One sport to avoid. There have been several case reports of paradoxical air emboli occurring in patients with HHT complicated by a pulmonary AVM. Hsu et al²⁸ reported a 31-year-old man with an undiagnosed large pulmonary AVM and HHT who became comatose with diffuse bilateral hemispheric brain swelling on head CT after scuba diving, due to air embolism.

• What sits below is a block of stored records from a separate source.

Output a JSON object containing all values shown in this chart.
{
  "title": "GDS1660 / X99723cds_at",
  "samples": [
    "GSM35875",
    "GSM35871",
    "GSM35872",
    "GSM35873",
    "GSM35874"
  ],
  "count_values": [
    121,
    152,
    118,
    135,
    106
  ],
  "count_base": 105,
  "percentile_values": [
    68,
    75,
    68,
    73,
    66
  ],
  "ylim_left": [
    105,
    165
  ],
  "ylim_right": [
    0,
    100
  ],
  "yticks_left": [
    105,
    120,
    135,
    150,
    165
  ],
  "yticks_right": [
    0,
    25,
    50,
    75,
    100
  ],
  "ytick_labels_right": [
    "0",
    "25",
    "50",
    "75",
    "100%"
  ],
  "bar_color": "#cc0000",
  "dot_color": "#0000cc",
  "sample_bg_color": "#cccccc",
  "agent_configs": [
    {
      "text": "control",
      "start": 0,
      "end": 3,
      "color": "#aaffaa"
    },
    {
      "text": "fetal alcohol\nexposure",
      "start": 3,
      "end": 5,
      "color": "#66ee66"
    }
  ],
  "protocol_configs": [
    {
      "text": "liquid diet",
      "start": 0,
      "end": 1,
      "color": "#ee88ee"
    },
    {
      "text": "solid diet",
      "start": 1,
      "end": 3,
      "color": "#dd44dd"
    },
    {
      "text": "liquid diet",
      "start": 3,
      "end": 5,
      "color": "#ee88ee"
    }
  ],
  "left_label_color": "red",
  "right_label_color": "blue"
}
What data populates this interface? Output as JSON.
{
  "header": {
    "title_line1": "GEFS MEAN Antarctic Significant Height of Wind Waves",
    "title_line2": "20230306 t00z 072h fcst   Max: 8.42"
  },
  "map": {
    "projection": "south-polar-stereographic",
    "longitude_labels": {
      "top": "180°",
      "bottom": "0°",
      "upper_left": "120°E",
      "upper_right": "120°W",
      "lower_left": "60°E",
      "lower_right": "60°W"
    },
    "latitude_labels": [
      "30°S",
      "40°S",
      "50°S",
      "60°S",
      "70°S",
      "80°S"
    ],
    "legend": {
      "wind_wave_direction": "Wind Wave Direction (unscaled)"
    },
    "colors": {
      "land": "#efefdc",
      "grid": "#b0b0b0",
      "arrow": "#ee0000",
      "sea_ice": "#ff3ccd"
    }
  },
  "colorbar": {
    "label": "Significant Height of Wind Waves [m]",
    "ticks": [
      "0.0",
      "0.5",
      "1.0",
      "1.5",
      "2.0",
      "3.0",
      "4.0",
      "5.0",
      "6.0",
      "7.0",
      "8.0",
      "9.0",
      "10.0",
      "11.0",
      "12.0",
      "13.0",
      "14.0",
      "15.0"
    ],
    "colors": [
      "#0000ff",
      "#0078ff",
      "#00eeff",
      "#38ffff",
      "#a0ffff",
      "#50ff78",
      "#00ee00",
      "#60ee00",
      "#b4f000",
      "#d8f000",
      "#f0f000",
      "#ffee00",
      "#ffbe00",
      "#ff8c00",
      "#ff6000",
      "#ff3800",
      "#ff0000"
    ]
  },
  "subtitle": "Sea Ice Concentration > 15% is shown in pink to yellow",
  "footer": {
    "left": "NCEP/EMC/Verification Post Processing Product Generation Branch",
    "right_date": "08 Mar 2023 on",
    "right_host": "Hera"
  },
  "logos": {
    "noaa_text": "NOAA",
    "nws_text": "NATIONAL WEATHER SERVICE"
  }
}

The HHT Foundation International recommends that people with this disease avoid scuba diving (the only sport to be avoided) owing to the risk of air emboli from small lung AVMs. It also recommends that patients alert health care providers about their risk of air embolism whenever intravenous access is being established.

Back to our patient

The patient met with a geneticist, and blood was collected for genetic testing before he was sent home. Additionally, the need to screen his first-degree relatives was thoroughly discussed. Four days after discharge he returned to work, and his spells have not recurred. He has a follow-up appointment scheduled with a pulmonologist specializing in this disease for the results of genetic testing and for continued management.

TAKE-HOME POINTS

• The diagnosis of HHT is based on the following four clinical criteria: spontaneous or recurrent epistaxis, multiple mucocutaneous telangiectases, visceral involvement (eg, cerebral, pulmonary, or gastrointestinal AVM), and a first-degree relative with this disease.
• The diagnosis may be confirmed with genetic testing.
• The diagnosis may be underreported, given the wide spectrum of disease presentation, from inconsequential epistaxis to massive gastrointestinal bleeding.
• HHT is autosomal dominant, and therefore all first-degree relatives should be screened.